Монд шел следом. Три этажа больших застекленных залов, где в тесноте ели сотни людей, в то время как между столиками, в коридорах, по лестнице сновали официанты и подавальщицы с буйабесом[2], лангустами, пирамидами блюд с дарами моря.

Солнце заливало залы с окнами до самого пола, как в универмагах, так что снаружи была видна вся публика сразу. Все ели. Все смотрели друг на друга любопытными или бессмысленными глазами Порой кто-нибудь поднимал руку, нетерпеливо окликал:

— Официант!

От сильного запаха чеснока, шафрана, моллюсков першило в горле. Доминировала в шуме красная нота лангустов, которые мелькали и в руках официантов, и на большинстве столов, тонкие пустые панцири которых оставались на тарелках уже уходивших клиентов.

Женщина нашла два места у стены. Г-н Монд сел напротив. Он тотчас задался вопросом, что с таким вниманием женщина разглядывает за его спиной, и, обернувшись, понял: она смотрится в зеркало.

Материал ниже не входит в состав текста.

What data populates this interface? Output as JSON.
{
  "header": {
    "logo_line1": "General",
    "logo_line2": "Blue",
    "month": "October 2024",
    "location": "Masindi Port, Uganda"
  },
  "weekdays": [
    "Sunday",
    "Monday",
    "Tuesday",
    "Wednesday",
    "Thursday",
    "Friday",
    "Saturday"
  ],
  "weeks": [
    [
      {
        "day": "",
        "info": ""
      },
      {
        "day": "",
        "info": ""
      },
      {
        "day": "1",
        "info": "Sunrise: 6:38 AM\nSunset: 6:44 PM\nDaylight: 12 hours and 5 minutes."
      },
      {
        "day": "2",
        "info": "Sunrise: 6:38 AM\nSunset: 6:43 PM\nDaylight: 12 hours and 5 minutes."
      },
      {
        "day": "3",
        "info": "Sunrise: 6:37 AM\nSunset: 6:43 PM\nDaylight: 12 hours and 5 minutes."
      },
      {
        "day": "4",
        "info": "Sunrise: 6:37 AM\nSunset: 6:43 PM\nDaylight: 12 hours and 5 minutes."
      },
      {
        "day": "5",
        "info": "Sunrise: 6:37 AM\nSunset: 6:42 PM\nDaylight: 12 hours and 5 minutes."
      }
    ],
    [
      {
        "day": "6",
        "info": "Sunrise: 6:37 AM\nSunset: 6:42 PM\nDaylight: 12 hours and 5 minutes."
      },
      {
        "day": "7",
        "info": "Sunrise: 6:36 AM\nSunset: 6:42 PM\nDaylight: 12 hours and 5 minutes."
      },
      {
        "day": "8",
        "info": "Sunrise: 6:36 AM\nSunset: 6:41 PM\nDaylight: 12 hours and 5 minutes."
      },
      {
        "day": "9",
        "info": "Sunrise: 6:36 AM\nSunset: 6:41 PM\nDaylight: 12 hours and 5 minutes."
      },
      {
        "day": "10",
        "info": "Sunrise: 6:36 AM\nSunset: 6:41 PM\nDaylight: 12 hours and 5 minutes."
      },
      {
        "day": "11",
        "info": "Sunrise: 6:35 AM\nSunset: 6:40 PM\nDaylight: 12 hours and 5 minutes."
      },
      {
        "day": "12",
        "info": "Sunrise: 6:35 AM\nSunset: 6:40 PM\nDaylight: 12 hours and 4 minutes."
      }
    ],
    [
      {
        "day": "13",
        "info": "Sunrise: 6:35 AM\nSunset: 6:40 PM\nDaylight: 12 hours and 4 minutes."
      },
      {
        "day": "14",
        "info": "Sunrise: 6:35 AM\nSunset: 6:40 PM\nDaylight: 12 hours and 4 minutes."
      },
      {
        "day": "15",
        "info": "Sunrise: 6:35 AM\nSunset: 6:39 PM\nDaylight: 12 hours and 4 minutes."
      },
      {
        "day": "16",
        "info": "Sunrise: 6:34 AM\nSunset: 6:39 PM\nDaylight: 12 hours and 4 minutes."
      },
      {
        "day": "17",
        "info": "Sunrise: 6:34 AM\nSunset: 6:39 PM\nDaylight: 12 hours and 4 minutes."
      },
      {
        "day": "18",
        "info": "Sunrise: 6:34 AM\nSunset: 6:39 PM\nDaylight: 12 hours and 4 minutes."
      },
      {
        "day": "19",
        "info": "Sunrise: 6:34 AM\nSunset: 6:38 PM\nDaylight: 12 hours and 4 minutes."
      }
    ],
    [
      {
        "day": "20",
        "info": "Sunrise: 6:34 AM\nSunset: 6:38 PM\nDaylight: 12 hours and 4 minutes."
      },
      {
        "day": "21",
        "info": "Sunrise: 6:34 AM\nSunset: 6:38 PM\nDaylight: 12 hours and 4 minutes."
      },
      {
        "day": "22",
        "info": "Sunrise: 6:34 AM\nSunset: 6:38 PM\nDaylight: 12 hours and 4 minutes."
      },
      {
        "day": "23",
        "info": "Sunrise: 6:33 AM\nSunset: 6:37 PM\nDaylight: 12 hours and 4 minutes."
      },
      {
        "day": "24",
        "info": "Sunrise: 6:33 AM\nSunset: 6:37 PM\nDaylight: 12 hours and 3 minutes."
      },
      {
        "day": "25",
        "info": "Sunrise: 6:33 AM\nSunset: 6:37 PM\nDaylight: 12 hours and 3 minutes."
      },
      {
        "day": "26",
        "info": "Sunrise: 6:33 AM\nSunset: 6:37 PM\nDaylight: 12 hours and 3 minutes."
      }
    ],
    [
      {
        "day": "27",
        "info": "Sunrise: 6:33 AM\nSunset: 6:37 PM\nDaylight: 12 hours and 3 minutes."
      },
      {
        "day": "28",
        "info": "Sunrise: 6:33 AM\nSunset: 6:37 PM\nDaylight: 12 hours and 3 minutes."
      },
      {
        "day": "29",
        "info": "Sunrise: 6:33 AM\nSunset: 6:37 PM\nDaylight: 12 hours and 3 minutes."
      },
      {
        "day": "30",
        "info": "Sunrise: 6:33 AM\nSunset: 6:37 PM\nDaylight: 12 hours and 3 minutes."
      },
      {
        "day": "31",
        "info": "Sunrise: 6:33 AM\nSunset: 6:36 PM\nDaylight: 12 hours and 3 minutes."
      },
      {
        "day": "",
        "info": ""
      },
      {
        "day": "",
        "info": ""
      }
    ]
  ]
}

— Какая я бледная! — проронила она. — Официант!

— Иду!

На бегу официант подал ей внушительное меню фиолетово-красной расцветки, и она принялась изучать его с самым серьезным видом.

— Официант!

— Мадам?..

— Колбаски вкусные?

Г-н Монд поднял голову. Он был на пороге открытия. Задай, например, он тот же самый вопрос, любой официант планеты, как ему и положено, наверняка ответил бы «да». Ну разве можно представить себе официанта, который говорит посетителю: «Это невкусно! Не ешьте! «?

В ответе официанта тоже прозвучало «да», но совсем иное. Чувствовалось, что он не лжет, что он относится к женщине далеко не так, как к сотням других людей, переполнявших три этажа огромной фабрики еды.

С ней он был одновременно и почтительным, и непринужденным. Он признал ее своей и поздравлял с тем, что она преуспела. Он не хотел причинять ей вреда, а для этого требовалось понять ситуацию. Он повернулся к г-ну Монду, оценивающе спросил:

— Разрешите посоветовать?

Он не терял контакта с женщиной. Значит, неуловимая связь между ними все-таки недостаточна. Казалось, он спрашивал ее: «Что, большая игра? «

И, поскольку она оставалась безразличной, он склонился над меню, указывая пальцем некоторые блюда.

— Сначала, разумеется, дары моря. Стоило ли приезжать в Марсель и не попробовать дары моря? Вы любите морских ежей? Он утрировал свой акцент.

— Затем фирменное блюдо: буйабес с лангустами.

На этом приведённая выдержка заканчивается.